A real-time PCR assay to detect predation by spiny dogfish on Atlantic cod in the western North Atlantic Ocean.
Pitchford, Steven; Smith, Brian E.; McBride, Richard (2021), A real-time PCR assay to detect predation by spiny dogfish on Atlantic cod in the western North Atlantic Ocean., Dryad, Dataset, https://doi.org/10.5061/dryad.8w9ghx3jv
Conventional observations show spiny dogfish (Squalus acanthius Linnaeus) rarely eat Atlantic cod (Gadus morhua Linnaeus; 0.02% of stomachs) in the northwestern Atlantic Ocean. Critics express concern that digestion may limit species-level prey identification, and with recovery from overfishing, dogfish populations may be suppressing cod by competition or predation. This study applied a real-time PCR TaqMan assay to identify cod in dogfish stomachs collected by cooperating fishing boats during normal trawling operations (May 2014 – May 2015; Gulf of Maine, Georges Bank). Conventional methods observed 51 different prey taxa and nearly 1600 individual prey items, but no cod were observed.

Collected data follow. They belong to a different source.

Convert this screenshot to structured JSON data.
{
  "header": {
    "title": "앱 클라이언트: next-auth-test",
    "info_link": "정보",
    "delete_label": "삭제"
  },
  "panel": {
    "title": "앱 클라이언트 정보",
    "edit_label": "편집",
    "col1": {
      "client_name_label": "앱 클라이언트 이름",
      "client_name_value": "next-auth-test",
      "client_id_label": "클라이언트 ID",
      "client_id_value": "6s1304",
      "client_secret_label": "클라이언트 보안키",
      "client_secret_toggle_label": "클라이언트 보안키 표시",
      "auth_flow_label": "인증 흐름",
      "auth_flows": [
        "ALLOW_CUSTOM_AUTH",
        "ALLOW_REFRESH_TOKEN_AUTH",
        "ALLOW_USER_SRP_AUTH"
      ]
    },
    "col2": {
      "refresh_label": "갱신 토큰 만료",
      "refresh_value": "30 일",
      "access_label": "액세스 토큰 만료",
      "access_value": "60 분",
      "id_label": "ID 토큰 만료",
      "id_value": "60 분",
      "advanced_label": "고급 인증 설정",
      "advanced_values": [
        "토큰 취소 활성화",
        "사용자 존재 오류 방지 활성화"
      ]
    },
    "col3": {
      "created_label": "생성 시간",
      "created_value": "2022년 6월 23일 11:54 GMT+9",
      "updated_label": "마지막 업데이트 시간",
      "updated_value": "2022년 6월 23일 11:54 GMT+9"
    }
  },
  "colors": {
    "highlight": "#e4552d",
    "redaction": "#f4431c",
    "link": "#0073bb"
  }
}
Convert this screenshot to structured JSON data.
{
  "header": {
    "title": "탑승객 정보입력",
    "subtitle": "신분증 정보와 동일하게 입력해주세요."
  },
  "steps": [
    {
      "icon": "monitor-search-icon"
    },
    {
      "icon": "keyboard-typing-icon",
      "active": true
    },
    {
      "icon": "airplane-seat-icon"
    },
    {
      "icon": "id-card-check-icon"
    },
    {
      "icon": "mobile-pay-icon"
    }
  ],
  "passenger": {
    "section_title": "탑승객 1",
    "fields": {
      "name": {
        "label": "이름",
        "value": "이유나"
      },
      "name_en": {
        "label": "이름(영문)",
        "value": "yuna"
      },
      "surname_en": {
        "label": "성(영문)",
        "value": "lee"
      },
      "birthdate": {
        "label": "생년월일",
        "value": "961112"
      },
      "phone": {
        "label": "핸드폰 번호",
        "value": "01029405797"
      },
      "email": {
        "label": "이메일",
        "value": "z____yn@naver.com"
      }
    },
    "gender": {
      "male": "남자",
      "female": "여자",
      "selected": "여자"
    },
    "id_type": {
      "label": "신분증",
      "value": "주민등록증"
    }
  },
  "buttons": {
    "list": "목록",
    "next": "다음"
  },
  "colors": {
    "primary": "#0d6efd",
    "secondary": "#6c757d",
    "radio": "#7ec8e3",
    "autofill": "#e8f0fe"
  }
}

Cod DNA was detected in 31 (10.5%) of the dogfish stomachs, with a higher percentage of these from the homogenate of amorphous, well-digested prey and stomach fluids (20 stomachs or 65%) than from discrete animal tissues (11 stomachs or 35%). Re-examination of photographs of these 11 tissue samples revealed one whole, partially-digested fish that could be recognized in hindsight as cod. Cod DNA was observed in dogfish stomachs year round: in January (1 of 1 trip), February (1 of 1), May (1 of 3), June (0 of 1), July (3 of 4), August (1 of 2), and October (3 of 3). Although these data suggest higher interaction rates between dogfish and cod than previously observed, addressing the population consequences of this predator-prey relationship requires a robust sampling design, estimates of digestion rates by dogfish to account for complete degradation of DNA sequences, and consideration for dogfish scavenging during fishing operations.